Ten years ago while living in Washington, D.C., my former boss Dov Charney called me to talk about the holiday season. At just 23 years of age, he had me running three locations, recruiting and training staff, plus managing an ambitious marketing strategy with financial goals way beyond my purview. It was a wild experience working for him; I partied all night, worked all day and slept very little. At the time, the holiday season did not matter to me – making money and hooking up with the DJ from the 9:30 Club did – and so that evening, we discussed potential sales issues and after about 15 minutes, I agreed to stay in D.C. and “man the fort” during Christmas and New Years.
It would be the very first time in my life that I was not with my family to celebrate the holiday tradition.

Over the years, I’ve learned that chasing dreams doesn’t always align with keeping tradition. Sacrificing our much-needed family time for red-eye flights, job interviews, double shifts and cramming for exams has taken precedence over Christmas cookie bake-offs, mistletoe and Santa Clause. A terrible price to pay just to make enough money to ascend the financial ladder, shack up with someone else, and start celebrating those very traditions we used to dread.
I remember one particular Christmas in New York where I had much writing to do, and a job interview to prep for in early January. I bought a Christmas tree out of guilt, hung up some lights and even tried to bake a Christmas cake. It was a futile effort – but as a single girl living in the Big Apple with far more pressing matters to attend to than Christmas shop, I felt a need to fold and do something small so that my own mother didn’t feel that she’d raised a barbarian.
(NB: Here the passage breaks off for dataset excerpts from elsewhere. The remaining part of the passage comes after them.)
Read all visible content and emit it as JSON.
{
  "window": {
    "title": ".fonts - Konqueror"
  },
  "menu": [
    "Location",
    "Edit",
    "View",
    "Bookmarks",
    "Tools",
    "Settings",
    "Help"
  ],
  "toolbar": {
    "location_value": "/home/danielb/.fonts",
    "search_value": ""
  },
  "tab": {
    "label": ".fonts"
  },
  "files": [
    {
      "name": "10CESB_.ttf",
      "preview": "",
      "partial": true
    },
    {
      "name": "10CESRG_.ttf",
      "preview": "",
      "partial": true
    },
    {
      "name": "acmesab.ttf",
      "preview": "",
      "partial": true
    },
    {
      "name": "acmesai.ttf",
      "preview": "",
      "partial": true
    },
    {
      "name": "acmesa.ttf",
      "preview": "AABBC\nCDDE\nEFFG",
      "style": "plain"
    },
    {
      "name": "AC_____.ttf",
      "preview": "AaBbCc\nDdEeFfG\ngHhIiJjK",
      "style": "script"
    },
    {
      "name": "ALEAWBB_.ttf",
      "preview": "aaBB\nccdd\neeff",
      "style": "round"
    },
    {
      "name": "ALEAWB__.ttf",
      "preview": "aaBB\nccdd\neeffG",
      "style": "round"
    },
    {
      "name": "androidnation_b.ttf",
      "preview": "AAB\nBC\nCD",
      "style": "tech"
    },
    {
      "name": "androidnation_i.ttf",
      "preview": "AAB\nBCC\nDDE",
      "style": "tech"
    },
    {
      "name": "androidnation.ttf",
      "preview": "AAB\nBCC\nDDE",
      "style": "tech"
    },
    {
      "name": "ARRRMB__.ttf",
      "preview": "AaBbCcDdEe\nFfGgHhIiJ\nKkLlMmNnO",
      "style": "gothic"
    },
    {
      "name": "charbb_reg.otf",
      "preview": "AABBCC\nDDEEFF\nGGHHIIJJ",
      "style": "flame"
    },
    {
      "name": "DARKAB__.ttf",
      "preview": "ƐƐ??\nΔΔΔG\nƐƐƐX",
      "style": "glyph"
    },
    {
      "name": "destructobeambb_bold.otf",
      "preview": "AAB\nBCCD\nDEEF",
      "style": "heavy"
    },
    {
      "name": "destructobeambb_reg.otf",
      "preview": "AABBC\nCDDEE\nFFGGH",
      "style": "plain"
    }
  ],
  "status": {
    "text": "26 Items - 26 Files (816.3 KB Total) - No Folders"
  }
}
On Christmas Day, I took a quick stroll through the snowy 125th street in search of an open Starbucks to grab a cup of coffee before sending in my test questions for the job. I loved the quiet and passivity of Harlem that morning, knowing very well that the next day it would be bustling with people trying to break their way into the post-holiday sale.
In those moments distracted by all the things I needed to do to prepare for the new year, I did not miss Christmas, nor the idea of spending copious amounts of time with family.
I know that in reading this, it makes me sound like a bitch, but that is the truth of where I was then.
This Christmas I’m a different person, and I’ll try something new.
I will spend it in Turin with friends who’ve inevitably become my family.
Elisa, her boyfriend Andrea, her parents, her uncle and aunt, and I will sit together for an Italian family meal, toasting the holiday in a tradition unfamiliar to me. I am grateful for their generosity, their humor and their ability to shoot down my plans to stay home with a bottle of Barbera and a few old Jane Austen novels.
Being in a new country and trying to assimilate is hard.
Harder during the holiday season because everything screams family and people can’t stop asking you why you’re not with yours. If you already feel like a terrible human, you feel worse during Christmas in Italy because just like in the movies, the family is everything. So when you have people in your corner who genuinely care about you enough to invite you to their dinner table, it makes the transition process less painful, and for that I am humbled.
I look forward to this Italian Christmas with Elisa and her musical voice. I hope we’ll take a stroll down via Garibaldi after lunch and stop into the Santuario della Consolata so that I can light some candles.
I hope that I can cozy up on the couch next to her aunt and look through old photos of their summer holidays in Liguria. I hope to find the courage to call my own parents and tell them how much I miss them. I hope, that even though miles and miles away, they realize the tenacity in my dreams and understand that this particular sacrifice has not gotten easier over the years. I hope, they forgive me.
And though I may not be in America, singing carols around an open fire, or opening gifts on Christmas morning, or sliding down a snow-covered hill with my cousins, I will be home for the holidays – at least my home for now.